L’automne a fui… L’hiver envahit les grands bois
Et sème dans nos cœurs cette joie illusoire,
Pleine du souvenir des choses d’autrefois.

Les sentes, les coteaux, tout est d’un blanc d’albâtre.
Une ouate au ciel gris s’abat sur les étangs.
Aux ravins, par les prés.    Il fait bon près de l’âtre
Écouter de grand’mère un conte du vieux temps.

Le vent hurle sa plainte aux angles des toitures,
Dans les bouleaux jaunis et les grands sapins noirs
Dont les sommets tangués, ainsi que des mâtures,
Bercent les nids mourants dans l’angoisse des soirs.

C’est la première neige. Elle tombe sans trêve
Menue, éparse et folle au vent capricieux.
Elle couvre sans bruit les chemins et la grève,
Les pâtis, les ruisseaux : tout est silencieux.


Elle obscurcit le jour de sa blancheur étrange,
Répandant sa toison sur les logis rêveurs.
Il neige au fond des bois, il neige sur la grange,
Et sur le lac, et sur la rive, et dans les cœurs.

Tout n’est plus qu’un linceul. Les moulins, les villages
Qu’on voit blottis au loin dans les sombres replis
Des vallons où sont morts la mousse et les feuillages,
Apparaissent vêtus d’un immense surplis.

Le sentiers sont déserts, déserts sont les bocages,
Car depuis que le Sol se refuse au travail,
Les prés jadis en fleurs, n’étaient plus que pacages ;
L’étable sous son toit protège le bétail.

Or, souvent au sillon béant comme une plaie,
Un coutre abandonné songe à de meilleurs jours ;
Un mannequin sans tête, émergeant d’une haie,
Croule, battu des vents, sur le brun des labours.


Seule, parfois s’ébroue au milieu d’une mare
Une oie éclaboussant le blanc manteau soyeux
Dont le sol se revêt comme on cache une tare ;
Un pâle soleil meurt au fond lointain des cieux.

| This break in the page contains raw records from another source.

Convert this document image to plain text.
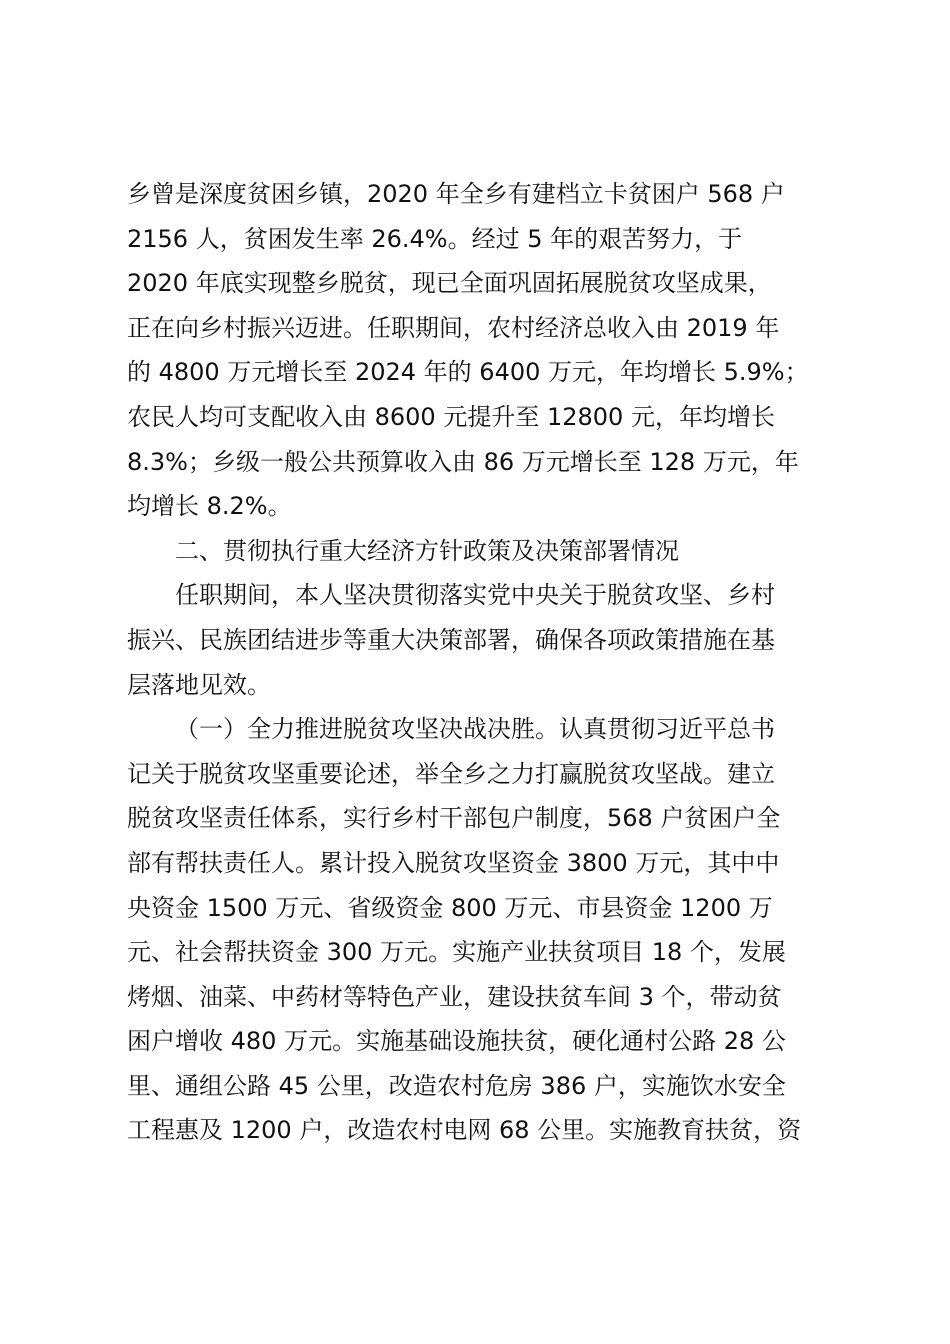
乡曾是深度贫困乡镇，2020 年全乡有建档立卡贫困户 568 户
2156 人，贫困发生率 26.4%。经过 5 年的艰苦努力，于
2020 年底实现整乡脱贫，现已全面巩固拓展脱贫攻坚成果，
正在向乡村振兴迈进。任职期间，农村经济总收入由 2019 年
的 4800 万元增长至 2024 年的 6400 万元，年均增长 5.9%；
农民人均可支配收入由 8600 元提升至 12800 元，年均增长
8.3%；乡级一般公共预算收入由 86 万元增长至 128 万元，年
均增长 8.2%。
二、贯彻执行重大经济方针政策及决策部署情况
任职期间，本人坚决贯彻落实党中央关于脱贫攻坚、乡村
振兴、民族团结进步等重大决策部署，确保各项政策措施在基
层落地见效。
（一）全力推进脱贫攻坚决战决胜。认真贯彻习近平总书
记关于脱贫攻坚重要论述，举全乡之力打赢脱贫攻坚战。建立
脱贫攻坚责任体系，实行乡村干部包户制度，568 户贫困户全
部有帮扶责任人。累计投入脱贫攻坚资金 3800 万元，其中中
央资金 1500 万元、省级资金 800 万元、市县资金 1200 万
元、社会帮扶资金 300 万元。实施产业扶贫项目 18 个，发展
烤烟、油菜、中药材等特色产业，建设扶贫车间 3 个，带动贫
困户增收 480 万元。实施基础设施扶贫，硬化通村公路 28 公
里、通组公路 45 公里，改造农村危房 386 户，实施饮水安全
工程惠及 1200 户，改造农村电网 68 公里。实施教育扶贫，资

Aux solives des toits, veufs, sont les nids d’argile,
Car depuis que le vent — ce fureteur d’arceaux —
Passe en sifflant sa haine en leur âme fragile,
Les oiseaux, tour à tour, ont quitté leurs berceaux,

Qu’importe ! tombe encore, ô neige toute blanche !
Sème des papillons au sein des soirs rêveurs !
Neige, tombe sans cesse, oui, tombe en avalanche,
Et sur les champs et sur la rive et dans les cœurs !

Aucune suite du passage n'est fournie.